Inventiva (IVA) Piper Sandler 37th Annual Healthcare Conference summary

Key objectives and recent progress

• Successfully completed a fundraising round, strengthening the balance sheet for upcoming milestones in 2026.

• Fully enrolled the Phase III NATiV3 trial for lanifibranor in MASH, with a data readout expected in the second half of next year.

• Expanded the management team with experienced leaders in clinical, regulatory, and medical roles.

• Preparing for market entry of an oral therapy for F2/F3 MASH patients.

• Planning a study in compensated F4 cirrhotics to meet regulatory outcome requirements.

Clinical development and study design

• NATiV3 is a large, global Phase III trial with 1,900 patients, including a higher proportion of diabetics and F3 patients.

• The study uses a co-primary endpoint (MASH resolution and fibrosis improvement), minimizing placebo response and aligning with regulatory expectations.

• Biopsy handling and reading protocols follow industry standards, using consensus reading and blinding.

• AI-based histology is included as an exploratory add-on, not part of the primary endpoint.

• The trial includes a significant cohort on baseline GLP-1 therapy, enabling future analysis of combination effects.
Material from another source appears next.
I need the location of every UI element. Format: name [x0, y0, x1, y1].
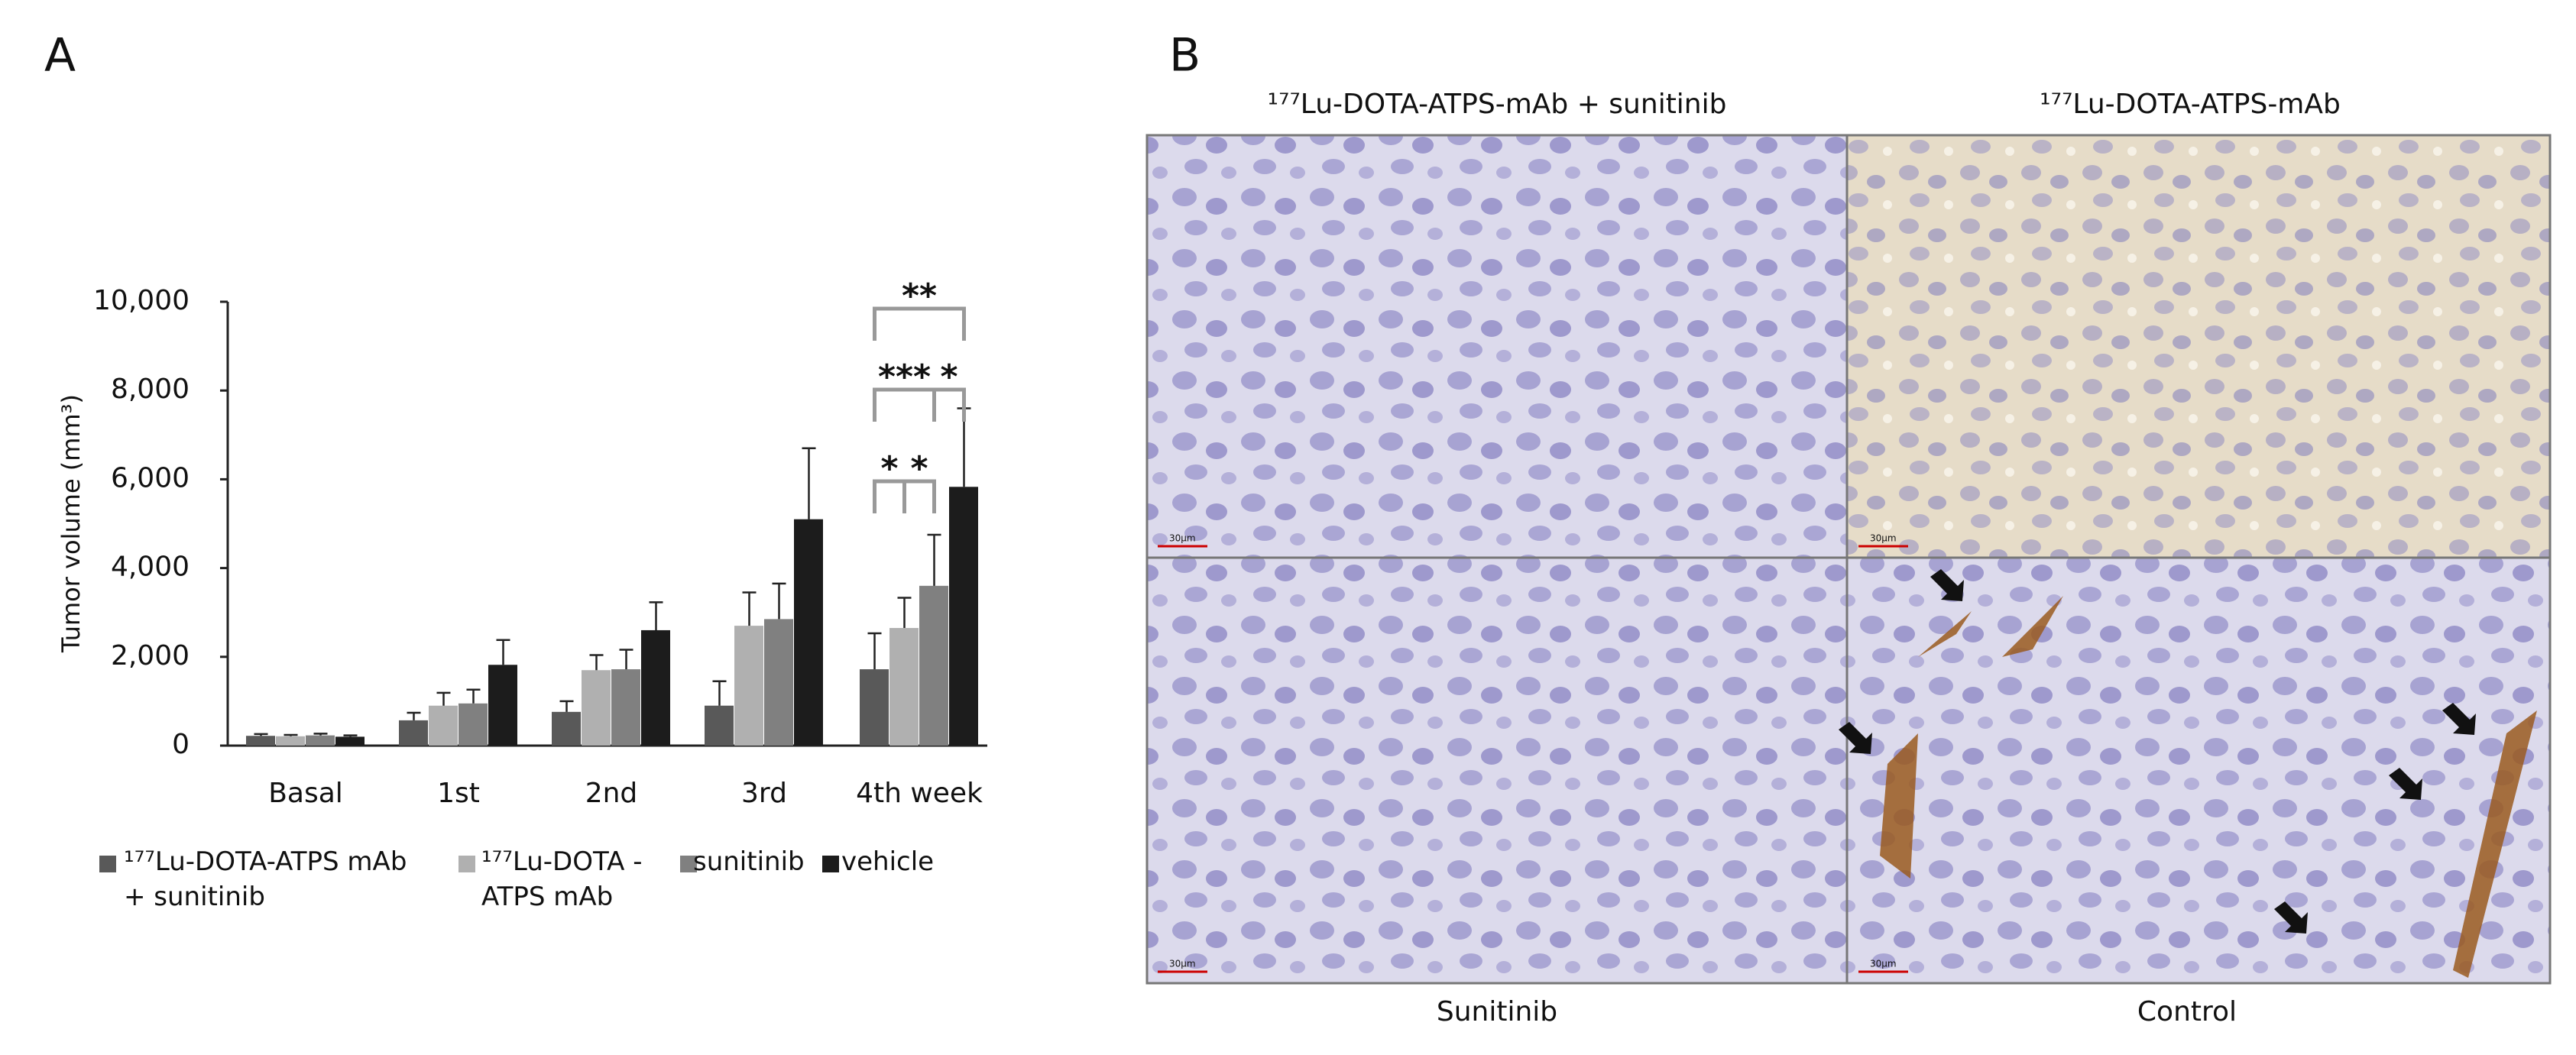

Competitive landscape and product positioning

• Lanifibranor is expected to be the third agent to market after Rezdiffra and semaglutide for MASH.

• GLP-1s dominate early-stage (F1–F3) MASH, but compliance and antifibrotic effects are limited.

• FGF21s target F4 but face challenges in F3 due to toxicity and administration route.

• Lanifibranor offers both antidiabetic and antifibrotic benefits, with a strong effect size in Phase IIb data.

• Expected to be competitive for both diabetic and non-diabetic MASH patients, especially in F3.